An integrable function is one that can be mathematically represented by a definite integral over a certain interval. This means we can compute areas under the curve of this function.
For example, if you have a function like \( f(x) \), it is considered integrable if its integral over an interval \([a, b]\), such as \( \int_{a}^{b} f(x)\, dx \), exists.
This is a key concept because it allows us to compute areas, volumes, and more complex phenomena across mathematics and applied fields.

• To be integrable, a function may have certain properties such as being bounded or continuous; however, there are exceptions.
• Most functions encountered in basic calculus courses, such as polynomials or trigonometric functions, are integrable over their domains.

The constant multiple rule of integration is a handy tool when working with integrals. It allows you to 'factor out' constant multipliers outside of an integral.
Suppose you have an integral that looks like this: \( \int_{a}^{b} c \cdot f(x) \, dx \), where \(c\) is a constant.
According to the constant multiple rule, you can rewrite it as \( c \cdot \int_{a}^{b} f(x) \, dx \).
This simplification is powerful because it allows us to easily deal with constants, focusing instead on the function inside.

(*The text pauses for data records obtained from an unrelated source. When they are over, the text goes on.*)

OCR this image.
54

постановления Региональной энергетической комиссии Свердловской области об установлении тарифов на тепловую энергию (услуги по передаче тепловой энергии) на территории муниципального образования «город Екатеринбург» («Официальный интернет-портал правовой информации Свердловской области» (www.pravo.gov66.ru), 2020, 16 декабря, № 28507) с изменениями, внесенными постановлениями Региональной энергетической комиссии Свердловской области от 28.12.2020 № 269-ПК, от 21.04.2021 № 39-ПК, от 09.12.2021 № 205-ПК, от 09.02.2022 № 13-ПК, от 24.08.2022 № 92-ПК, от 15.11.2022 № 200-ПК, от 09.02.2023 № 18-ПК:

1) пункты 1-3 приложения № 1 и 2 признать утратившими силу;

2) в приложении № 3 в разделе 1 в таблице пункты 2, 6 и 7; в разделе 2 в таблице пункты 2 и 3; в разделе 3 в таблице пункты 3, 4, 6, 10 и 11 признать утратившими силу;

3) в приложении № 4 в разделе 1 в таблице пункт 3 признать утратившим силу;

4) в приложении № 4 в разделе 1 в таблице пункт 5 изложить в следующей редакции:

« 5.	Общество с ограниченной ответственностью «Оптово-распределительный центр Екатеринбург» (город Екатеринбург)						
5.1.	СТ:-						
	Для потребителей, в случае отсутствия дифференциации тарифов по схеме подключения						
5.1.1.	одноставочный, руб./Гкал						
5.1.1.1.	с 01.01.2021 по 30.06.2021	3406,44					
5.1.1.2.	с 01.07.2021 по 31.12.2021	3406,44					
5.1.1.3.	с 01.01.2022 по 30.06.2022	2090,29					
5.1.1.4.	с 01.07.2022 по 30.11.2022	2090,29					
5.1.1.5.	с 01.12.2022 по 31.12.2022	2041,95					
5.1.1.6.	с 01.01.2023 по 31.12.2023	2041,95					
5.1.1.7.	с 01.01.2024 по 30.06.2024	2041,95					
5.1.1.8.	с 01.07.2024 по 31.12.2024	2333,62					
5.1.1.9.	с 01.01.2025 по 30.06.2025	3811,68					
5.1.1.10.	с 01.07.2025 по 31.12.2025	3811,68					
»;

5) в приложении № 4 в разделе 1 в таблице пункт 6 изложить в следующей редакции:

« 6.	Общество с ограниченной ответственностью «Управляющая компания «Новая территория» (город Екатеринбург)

• Remember, this rule holds for any constant, whether it is positive or negative.
• For example, in our exercise, we simplified \( \int_{1}^{2} 3f(x) \, dx \) to \( 3 \cdot \int_{1}^{2} f(x) \, dx \), making the calculation straightforward.

Linearity of integration is a useful property that lets you break down integrals of sums or differences into simpler parts.
This property means that the integral of a sum is the sum of the integrals and the integral of a difference is the difference of the integrals:
\( \int_{a}^{b} [f(x) + g(x)] \, dx = \int_{a}^{b} f(x) \, dx + \int_{a}^{b} g(x) \, dx \).
Similarly, for differences:
\( \int_{a}^{b} [f(x) - g(x)] \, dx = \int_{a}^{b} f(x) \, dx - \int_{a}^{b} g(x) \, dx \).
This property is very helpful in dissecting complex expressions and solving them piece by piece.

• In our exercise, this property was crucial for steps 5 and 6 where we had to deal with combinations of \(f(x)\) and \(g(x)\).
• It simplifies handling complex integrals by breaking them into more manageable parts.

Definite integrals have certain properties that can help simplify calculations and understand the behavior of functions over intervals.
Some essential properties include:

• Zero Width Property: \( \int_{a}^{a} f(x) \, dx = 0 \) implies that integrating over an interval with no width results in zero.
• Reversal Property: If you reverse the limits of an integral, the integral's value will be the negative of the original: \( \int_{a}^{b} f(x) \, dx = -\int_{b}^{a} f(x) \, dx \).
• Additivity of Intervals: Integrals over adjacent intervals can be added: \( \int_{a}^{c} f(x) \, dx = \int_{a}^{b} f(x) \, dx + \int_{b}^{c} f(x) \, dx \).

These properties simplify the process of solving integrals in calculus. They help in both theoretical scenarios and practical applications.
In the provided exercise, we used the zero width property and additivity to solve specific integrals.